JTA — A Spanish couple who built the first Jewish museum in Granada celebrated its opening day by being married there.
Gabriel Perez and Beatriz Cavalier married during the dedication ceremony earlier this month of the Sephardic Museum of Granada, a small institution they established in the southern Spanish city after years of fundraising and lobbying. It is the city’s first Jewish museum, according to a report by the Spanish news agency EFE.
The newlyweds — a historian and the daughter of a Jewish woman who fled the area during the Spanish Civil War — decided to open the museum after a month-long visit to Israel, EFE reported.
The museum contains books and artifacts collected by the couple from across Andalusia and beyond, which they say help shed light on an ancient community which flourished there until 1492, the onset of the Spanish Inquisition. Many Jews were exiled because of the organized campaign of persecution, while many others were forced to convert to Christianity to avoid torture and death.
Granada has a few dozen Jewish families, a fraction of the community’s pre-Inquisition Jewish population.
The museum offers tours around old Granada in the footsteps of its Jewish community.
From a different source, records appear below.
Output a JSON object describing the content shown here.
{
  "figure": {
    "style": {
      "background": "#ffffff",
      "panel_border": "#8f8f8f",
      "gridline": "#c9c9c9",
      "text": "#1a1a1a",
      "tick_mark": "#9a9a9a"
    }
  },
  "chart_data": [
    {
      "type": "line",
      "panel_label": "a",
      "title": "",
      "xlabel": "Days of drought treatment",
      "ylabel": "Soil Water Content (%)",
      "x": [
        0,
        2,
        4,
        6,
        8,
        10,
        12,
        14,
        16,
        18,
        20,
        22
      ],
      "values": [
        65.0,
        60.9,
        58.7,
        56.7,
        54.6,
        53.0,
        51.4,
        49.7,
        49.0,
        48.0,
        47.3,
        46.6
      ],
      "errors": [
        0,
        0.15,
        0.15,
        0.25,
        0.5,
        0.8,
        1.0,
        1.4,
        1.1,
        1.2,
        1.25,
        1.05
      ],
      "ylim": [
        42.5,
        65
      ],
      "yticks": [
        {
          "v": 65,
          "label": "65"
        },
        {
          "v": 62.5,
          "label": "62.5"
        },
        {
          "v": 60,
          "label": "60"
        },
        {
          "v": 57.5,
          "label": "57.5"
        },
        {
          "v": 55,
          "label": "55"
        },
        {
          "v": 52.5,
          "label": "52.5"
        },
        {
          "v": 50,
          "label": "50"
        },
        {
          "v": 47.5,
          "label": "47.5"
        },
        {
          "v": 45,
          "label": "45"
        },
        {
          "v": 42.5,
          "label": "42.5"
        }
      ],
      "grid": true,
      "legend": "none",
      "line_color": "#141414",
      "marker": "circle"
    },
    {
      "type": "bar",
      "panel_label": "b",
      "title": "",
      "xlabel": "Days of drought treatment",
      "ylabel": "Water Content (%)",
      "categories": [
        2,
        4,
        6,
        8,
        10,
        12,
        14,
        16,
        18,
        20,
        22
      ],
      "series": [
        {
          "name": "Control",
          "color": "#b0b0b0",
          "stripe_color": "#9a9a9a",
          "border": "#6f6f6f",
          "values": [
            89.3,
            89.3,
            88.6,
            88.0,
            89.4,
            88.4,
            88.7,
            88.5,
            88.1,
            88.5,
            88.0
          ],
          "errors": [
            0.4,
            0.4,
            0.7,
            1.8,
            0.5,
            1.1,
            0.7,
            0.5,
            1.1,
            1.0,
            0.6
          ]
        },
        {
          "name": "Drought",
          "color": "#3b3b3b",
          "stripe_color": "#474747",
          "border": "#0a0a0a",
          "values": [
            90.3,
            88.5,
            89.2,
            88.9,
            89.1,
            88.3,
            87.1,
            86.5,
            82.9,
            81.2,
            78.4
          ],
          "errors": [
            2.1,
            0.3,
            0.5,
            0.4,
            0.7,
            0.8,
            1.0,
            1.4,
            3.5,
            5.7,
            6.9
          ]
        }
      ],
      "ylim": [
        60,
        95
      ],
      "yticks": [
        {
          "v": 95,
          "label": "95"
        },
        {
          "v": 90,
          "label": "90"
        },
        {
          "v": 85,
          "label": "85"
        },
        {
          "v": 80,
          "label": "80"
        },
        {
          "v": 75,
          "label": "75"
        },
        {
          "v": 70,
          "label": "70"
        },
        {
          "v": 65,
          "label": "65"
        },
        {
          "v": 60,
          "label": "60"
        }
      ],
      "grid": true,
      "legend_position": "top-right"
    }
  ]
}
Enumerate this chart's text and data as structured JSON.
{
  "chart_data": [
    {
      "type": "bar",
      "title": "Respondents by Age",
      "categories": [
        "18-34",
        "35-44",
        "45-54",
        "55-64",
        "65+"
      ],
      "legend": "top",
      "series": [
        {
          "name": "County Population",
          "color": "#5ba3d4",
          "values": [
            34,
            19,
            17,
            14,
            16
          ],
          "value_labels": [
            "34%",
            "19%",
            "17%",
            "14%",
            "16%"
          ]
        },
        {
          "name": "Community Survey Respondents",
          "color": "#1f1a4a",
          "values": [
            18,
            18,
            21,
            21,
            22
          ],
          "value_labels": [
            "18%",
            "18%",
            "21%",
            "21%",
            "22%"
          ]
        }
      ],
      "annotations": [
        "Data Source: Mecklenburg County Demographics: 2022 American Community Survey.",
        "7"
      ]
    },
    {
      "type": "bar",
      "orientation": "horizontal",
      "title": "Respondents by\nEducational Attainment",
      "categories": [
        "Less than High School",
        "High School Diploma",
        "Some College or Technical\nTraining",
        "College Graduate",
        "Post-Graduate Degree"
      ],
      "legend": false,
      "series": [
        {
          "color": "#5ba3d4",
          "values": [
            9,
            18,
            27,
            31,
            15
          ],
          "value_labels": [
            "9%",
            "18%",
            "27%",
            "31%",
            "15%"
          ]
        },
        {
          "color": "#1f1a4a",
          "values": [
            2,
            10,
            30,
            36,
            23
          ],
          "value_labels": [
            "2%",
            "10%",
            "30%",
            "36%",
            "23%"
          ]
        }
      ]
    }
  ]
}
“We show how the Jews lived, we introduce the Jewish glossary and we explain about some famous people who were converted to Christianity,” Perez told EFE.
Next month, the couple will showcase Jewish Sephardic poetry in Spain. They are planning Jewish food and music festivals in the winter. The couple are in contact with the Andalucía Museum Network in the hope of having the new museum recognized.
Dozens of municipalities across Spain and Portugal over the past two decades have restored sites connected to their Jewish heritage.